Последнее письмо от Каманте я получила чуть больше месяца назад. Однако эти весточки из Африки достигают меня какими-то странными, нереальными путями и похожи больше на тени или миражи, чем на новости о реальной жизни.
Дело в том, что Каманте не знает грамоты, да и английского – тоже. Когда его или кого-то еще из моих слуг посещает мысль осчастливить меня известием о себе, они отправляются к писарям-профессионалам из индусов или африканцев, сидящим с дощечкой, бумагой, ручкой и чернильницей перед почтой, и объясняют им, что должно быть сказано в письме. Писари тоже не больно знакомы с английским языком и с грамотой, однако их спасает самоуверенность. Демонстрируя свои способности, они насыщают письма красивостями, из-за которых разобрать смысл бывает довольно затруднительно. К тому же у них есть дурная привычка выписывать буквы чернилами трех-четырех разных сортов, так что независимо от мотивов, заставляющих их так поступать, возникает впечатление, что они вечно страдают от нехватки чернил и выдаивают из своих чернильниц последние драгоценные капли.
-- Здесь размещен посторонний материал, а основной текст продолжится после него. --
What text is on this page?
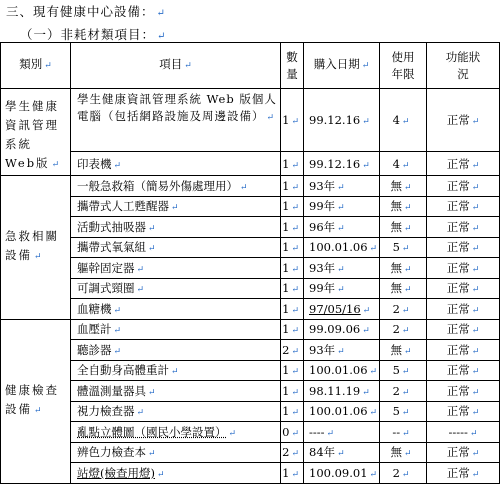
三、現有健康中心設備： ↵
（一）非耗材類項目： ↵
類別 ↵	項目 ↵	數量	購入日期 ↵	使用年限	功能狀況
學生健康資訊管理系統 Web版 ↵	學生健康資訊管理系統 Web 版個人電腦（包括網路設施及周邊設備） ↵	1 ↵	99.12.16 ↵	4 ↵	正常 ↵
	印表機 ↵	1 ↵	99.12.16 ↵	4 ↵	正常 ↵
急救相關設備 ↵	一般急救箱（簡易外傷處理用） ↵	1 ↵	93年 ↵	無 ↵	正常 ↵
	攜帶式人工甦醒器 ↵	1 ↵	99年 ↵	無 ↵	正常 ↵
	活動式抽吸器 ↵	1 ↵	96年 ↵	無 ↵	正常 ↵
	攜帶式氧氣組 ↵	1 ↵	100.01.06 ↵	5 ↵	正常 ↵
	軀幹固定器 ↵	1 ↵	93年 ↵	無 ↵	正常 ↵
	可調式頸圈 ↵	1 ↵	99年 ↵	無 ↵	正常 ↵
	血糖機 ↵	1 ↵	97/05/16 ↵	2 ↵	正常 ↵
健康檢查設備 ↵	血壓計 ↵	1 ↵	99.09.06 ↵	2 ↵	正常 ↵
	聽診器 ↵	2 ↵	93年 ↵	無 ↵	正常 ↵
	全自動身高體重計 ↵	1 ↵	100.01.06 ↵	5 ↵	正常 ↵
	體溫測量器具 ↵	1 ↵	98.11.19 ↵	2 ↵	正常 ↵
	視力檢查器 ↵	1 ↵	100.01.06 ↵	5 ↵	正常 ↵
	亂點立體圖（國民小學設置） ↵	0 ↵	---- ↵	-- ↵	----- ↵
	辨色力檢查本 ↵	2 ↵	84年 ↵	無 ↵	正常 ↵
	站燈(檢查用燈) ↵	1 ↵	100.09.01 ↵	2 ↵	正常 ↵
В результате рождается послание сродни речам дельфийского оракула. На мой суд представляются философские глубины; я чувствую, что мой корреспондент просто не мог не облегчить душу и не вступить со мной в эпистолярную связь, поэтому не поленился преодолеть расстояние от резервации кикуйю до почты. Однако конкретный смысл письма тонет во мраке. Грязный клочок дешевой бумаги, долетевший до меня, преодолев тысячи миль, буквально вопиет, но при этом остается непроницаемым.
Каманте, впрочем, в этом, как и во многом другом, стоит особняком. Как корреспондент он обладает собственной неподражаемой манерой. Он кладет в один конверт три-четыре письма, обозначая их: «первое», «второе» и так далее. Во всех этих письмах говорится одно и то же. Возможно, этими повторами он стремится произвести на меня более глубокое впечатление: точно так же при разговоре он прибегал к повторениям, когда хотел добиться от меня понимания и усвоения. Возможно также, что он просто не находит сил прерваться, вступив на таком огромном расстоянии в связь с другом.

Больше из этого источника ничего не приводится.